FirePlace: Geometric Refinements of LLM Common Sense Reasoning for 3D Object Placement
Ian Huang, Yanan Bao, Karen Truong, Howard Zhou, Cordelia Schmid, Leonidas Guibas, Alireza Fathi
2025-03-26
Summary
This paper is about making AI better at placing objects in 3D scenes by combining its understanding of the real world with its ability to reason about geometry.
What's the problem?
AI models that can understand language and images are good at understanding what objects are and how they relate to each other, but they often struggle with the geometric details of placing those objects in a 3D scene.
What's the solution?
The researchers developed a new system called FirePlace that uses AI to extract geometric information from the scene and then uses that information to guide the placement of objects in a way that makes sense both geometrically and in terms of common sense.
Why it matters?
This work matters because it can lead to AI systems that can create more realistic and believable 3D scenes, which is useful for things like video games, virtual reality, and architectural design.
Abstract
Scene generation with 3D assets presents a complex challenge, requiring both high-level semantic understanding and low-level geometric reasoning.

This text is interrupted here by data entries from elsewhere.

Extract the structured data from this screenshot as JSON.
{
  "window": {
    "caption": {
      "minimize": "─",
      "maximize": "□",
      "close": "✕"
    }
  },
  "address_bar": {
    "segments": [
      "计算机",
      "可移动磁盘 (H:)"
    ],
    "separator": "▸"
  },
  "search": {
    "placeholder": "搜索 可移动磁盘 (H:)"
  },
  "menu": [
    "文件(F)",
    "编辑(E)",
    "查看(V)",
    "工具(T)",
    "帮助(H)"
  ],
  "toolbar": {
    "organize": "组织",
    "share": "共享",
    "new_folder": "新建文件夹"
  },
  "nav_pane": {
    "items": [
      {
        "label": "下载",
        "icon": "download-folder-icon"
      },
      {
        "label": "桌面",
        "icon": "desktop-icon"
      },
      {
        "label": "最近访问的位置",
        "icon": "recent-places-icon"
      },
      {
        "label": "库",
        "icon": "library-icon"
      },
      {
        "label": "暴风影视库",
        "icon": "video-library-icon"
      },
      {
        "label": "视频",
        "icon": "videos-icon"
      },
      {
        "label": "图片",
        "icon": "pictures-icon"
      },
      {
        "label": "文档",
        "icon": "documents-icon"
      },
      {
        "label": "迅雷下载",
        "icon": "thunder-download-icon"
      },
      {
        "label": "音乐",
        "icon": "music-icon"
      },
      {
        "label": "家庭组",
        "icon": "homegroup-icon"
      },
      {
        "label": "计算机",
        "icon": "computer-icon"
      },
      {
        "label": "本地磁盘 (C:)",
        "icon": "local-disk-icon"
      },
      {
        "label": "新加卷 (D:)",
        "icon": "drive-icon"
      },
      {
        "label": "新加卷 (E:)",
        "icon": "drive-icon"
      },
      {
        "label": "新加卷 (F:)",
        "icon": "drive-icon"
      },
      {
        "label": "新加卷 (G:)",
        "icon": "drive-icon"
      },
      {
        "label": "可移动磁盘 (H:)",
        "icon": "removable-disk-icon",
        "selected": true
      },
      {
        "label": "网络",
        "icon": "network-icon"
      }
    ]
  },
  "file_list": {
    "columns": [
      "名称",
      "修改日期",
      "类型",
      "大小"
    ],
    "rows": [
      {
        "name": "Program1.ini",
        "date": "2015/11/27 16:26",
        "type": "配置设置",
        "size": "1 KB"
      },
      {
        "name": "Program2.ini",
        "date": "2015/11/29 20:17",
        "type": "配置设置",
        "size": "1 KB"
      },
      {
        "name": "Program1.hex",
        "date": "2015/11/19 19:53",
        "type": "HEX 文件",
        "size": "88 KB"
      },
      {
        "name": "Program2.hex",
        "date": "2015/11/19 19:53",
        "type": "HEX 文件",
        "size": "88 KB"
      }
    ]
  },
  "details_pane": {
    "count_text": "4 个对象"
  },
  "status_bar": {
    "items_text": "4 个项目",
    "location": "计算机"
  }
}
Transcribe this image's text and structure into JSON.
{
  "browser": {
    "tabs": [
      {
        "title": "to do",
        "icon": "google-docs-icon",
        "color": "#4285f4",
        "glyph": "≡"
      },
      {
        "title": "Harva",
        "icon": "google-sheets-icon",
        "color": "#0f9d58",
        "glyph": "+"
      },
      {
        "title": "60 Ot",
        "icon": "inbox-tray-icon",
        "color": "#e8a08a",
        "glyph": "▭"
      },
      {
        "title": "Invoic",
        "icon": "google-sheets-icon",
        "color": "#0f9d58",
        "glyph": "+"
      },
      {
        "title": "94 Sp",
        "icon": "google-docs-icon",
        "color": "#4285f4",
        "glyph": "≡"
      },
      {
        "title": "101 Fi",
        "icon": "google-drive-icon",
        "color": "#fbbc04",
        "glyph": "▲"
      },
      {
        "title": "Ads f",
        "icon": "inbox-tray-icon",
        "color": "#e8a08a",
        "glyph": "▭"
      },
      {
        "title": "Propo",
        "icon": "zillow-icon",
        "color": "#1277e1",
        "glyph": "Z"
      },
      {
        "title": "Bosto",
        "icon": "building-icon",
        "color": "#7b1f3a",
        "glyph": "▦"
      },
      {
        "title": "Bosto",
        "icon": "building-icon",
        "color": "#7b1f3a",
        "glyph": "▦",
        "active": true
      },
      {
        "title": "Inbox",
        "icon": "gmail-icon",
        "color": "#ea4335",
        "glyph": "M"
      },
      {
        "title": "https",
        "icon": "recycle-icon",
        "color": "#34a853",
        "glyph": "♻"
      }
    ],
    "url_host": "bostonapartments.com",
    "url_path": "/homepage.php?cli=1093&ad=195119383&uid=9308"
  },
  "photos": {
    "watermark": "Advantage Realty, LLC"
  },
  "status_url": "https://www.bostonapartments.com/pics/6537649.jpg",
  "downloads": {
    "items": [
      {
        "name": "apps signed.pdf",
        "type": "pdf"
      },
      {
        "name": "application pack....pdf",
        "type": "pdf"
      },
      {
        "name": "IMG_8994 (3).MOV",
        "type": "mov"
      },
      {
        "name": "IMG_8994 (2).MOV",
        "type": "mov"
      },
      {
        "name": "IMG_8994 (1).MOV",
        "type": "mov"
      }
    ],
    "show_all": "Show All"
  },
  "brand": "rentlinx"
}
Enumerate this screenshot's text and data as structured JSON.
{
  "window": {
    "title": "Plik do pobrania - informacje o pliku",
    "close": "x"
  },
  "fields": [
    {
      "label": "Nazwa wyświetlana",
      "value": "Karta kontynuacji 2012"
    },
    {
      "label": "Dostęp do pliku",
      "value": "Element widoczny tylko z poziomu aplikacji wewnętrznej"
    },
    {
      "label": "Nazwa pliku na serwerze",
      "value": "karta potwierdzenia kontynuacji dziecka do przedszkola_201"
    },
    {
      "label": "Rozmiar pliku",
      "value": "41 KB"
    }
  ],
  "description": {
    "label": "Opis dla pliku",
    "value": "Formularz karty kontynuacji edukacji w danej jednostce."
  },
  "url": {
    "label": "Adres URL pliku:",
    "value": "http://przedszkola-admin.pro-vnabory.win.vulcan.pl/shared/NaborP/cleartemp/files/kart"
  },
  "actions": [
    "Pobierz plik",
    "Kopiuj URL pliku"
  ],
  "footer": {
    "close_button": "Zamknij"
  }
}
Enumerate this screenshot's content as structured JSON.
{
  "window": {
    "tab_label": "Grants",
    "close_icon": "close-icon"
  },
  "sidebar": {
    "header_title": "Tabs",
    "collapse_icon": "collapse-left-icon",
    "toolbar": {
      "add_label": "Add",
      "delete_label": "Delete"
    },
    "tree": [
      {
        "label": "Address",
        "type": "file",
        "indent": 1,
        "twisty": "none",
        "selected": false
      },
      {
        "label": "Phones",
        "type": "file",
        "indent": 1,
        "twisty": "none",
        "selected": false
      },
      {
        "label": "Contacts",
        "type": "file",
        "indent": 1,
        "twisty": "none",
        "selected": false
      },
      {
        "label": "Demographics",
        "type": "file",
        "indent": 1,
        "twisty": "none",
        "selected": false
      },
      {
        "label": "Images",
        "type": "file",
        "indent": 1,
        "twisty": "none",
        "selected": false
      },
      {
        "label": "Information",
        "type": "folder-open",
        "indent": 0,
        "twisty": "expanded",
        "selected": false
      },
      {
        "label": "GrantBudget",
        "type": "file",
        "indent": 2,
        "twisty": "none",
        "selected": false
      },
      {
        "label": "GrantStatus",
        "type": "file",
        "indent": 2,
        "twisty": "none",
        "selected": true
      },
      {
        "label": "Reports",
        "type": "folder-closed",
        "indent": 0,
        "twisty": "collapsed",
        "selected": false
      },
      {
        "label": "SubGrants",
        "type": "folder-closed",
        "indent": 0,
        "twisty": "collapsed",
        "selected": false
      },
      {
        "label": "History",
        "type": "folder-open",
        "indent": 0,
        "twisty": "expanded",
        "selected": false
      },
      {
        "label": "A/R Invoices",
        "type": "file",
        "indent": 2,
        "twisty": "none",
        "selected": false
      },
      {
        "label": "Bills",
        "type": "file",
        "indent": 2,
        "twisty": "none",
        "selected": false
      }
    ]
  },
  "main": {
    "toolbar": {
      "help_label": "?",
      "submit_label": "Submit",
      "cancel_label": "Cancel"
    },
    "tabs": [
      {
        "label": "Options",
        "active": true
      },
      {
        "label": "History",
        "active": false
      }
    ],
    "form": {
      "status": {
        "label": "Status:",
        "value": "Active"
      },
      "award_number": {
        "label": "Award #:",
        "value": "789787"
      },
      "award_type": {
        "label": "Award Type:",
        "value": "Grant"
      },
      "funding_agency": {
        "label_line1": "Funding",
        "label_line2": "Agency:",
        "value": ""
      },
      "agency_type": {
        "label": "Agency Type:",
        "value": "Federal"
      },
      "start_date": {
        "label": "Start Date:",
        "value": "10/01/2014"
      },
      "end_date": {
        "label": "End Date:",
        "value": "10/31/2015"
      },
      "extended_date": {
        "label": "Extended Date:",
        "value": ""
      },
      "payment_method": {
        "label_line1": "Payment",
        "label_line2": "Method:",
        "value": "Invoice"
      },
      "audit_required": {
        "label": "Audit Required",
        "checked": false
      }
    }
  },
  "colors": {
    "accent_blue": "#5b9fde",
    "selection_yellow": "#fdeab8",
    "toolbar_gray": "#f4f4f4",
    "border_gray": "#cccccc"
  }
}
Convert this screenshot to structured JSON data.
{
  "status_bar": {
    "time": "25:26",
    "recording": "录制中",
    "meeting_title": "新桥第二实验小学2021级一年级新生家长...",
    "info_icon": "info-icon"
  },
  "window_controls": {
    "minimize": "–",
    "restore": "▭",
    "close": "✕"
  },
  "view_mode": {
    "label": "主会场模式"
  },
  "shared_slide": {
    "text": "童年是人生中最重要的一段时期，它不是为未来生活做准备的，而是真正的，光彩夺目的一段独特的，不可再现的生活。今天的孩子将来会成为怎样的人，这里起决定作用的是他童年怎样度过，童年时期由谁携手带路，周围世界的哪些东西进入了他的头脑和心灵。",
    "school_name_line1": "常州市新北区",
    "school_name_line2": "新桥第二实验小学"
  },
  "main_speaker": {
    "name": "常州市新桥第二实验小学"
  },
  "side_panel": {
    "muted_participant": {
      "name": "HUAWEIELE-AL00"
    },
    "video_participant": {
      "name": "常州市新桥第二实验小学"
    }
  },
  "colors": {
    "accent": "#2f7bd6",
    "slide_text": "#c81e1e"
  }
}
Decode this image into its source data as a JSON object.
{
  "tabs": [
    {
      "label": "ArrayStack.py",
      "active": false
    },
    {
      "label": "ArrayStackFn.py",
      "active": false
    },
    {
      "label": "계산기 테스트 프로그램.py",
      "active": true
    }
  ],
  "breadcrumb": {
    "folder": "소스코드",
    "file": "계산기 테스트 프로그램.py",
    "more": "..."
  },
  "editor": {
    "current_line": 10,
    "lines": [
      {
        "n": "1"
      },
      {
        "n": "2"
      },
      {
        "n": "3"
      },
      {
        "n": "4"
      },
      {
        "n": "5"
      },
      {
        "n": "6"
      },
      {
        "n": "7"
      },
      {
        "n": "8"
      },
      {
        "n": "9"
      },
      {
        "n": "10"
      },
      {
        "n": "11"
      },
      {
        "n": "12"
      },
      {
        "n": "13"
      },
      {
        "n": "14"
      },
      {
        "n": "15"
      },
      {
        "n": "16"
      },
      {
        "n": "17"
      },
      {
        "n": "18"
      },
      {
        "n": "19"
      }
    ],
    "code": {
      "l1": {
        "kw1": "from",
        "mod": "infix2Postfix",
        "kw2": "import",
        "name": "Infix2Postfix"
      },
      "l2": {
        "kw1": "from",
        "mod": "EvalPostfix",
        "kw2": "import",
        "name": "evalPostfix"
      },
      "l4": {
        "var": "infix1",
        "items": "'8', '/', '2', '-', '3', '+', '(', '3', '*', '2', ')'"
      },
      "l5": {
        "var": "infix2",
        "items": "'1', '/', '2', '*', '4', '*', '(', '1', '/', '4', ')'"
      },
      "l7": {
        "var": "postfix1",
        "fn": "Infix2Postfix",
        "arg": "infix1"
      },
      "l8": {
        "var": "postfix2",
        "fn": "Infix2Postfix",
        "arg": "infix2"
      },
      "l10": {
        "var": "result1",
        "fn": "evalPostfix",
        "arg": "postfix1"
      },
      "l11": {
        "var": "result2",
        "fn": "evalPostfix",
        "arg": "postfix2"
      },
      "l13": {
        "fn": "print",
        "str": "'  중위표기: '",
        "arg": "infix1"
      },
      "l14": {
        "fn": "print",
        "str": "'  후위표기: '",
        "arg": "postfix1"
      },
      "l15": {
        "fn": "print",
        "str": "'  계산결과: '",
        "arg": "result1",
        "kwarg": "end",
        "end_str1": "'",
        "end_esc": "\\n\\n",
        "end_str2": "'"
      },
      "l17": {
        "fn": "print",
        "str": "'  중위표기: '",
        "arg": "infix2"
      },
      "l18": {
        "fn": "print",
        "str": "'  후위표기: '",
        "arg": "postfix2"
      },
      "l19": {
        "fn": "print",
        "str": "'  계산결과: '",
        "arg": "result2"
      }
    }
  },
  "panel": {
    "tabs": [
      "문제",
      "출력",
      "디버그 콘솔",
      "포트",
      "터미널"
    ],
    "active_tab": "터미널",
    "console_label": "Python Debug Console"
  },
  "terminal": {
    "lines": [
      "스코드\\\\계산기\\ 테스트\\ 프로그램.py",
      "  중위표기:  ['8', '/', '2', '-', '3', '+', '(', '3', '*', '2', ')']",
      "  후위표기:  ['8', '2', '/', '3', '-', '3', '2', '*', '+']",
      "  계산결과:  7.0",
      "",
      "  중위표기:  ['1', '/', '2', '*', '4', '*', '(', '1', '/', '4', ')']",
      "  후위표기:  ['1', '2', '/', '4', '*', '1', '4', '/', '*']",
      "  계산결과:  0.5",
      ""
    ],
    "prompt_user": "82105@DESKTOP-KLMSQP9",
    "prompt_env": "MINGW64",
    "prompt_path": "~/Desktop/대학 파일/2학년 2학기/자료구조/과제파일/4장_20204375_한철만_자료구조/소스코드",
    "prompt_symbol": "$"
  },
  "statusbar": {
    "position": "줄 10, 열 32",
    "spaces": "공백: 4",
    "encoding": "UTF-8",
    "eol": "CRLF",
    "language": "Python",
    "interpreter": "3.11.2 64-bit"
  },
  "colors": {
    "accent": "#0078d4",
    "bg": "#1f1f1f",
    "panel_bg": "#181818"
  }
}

While Multimodal Large Language Models (MLLMs) excel at semantic tasks, their application to 3D scene generation is hindered by their limited grounding on 3D geometry. In this paper, we investigate how to best work with MLLMs in an object placement task. Towards this goal, we introduce a novel framework, FirePlace, that applies existing MLLMs in (1) 3D geometric reasoning and the extraction of relevant geometric details from the 3D scene, (2) constructing and solving geometric constraints on the extracted low-level geometry, and (3) pruning for final placements that conform to common sense. By combining geometric reasoning with real-world understanding of MLLMs, our method can propose object placements that satisfy both geometric constraints as well as high-level semantic common-sense considerations. Our experiments show that these capabilities allow our method to place objects more effectively in complex scenes with intricate geometry, surpassing the quality of prior work.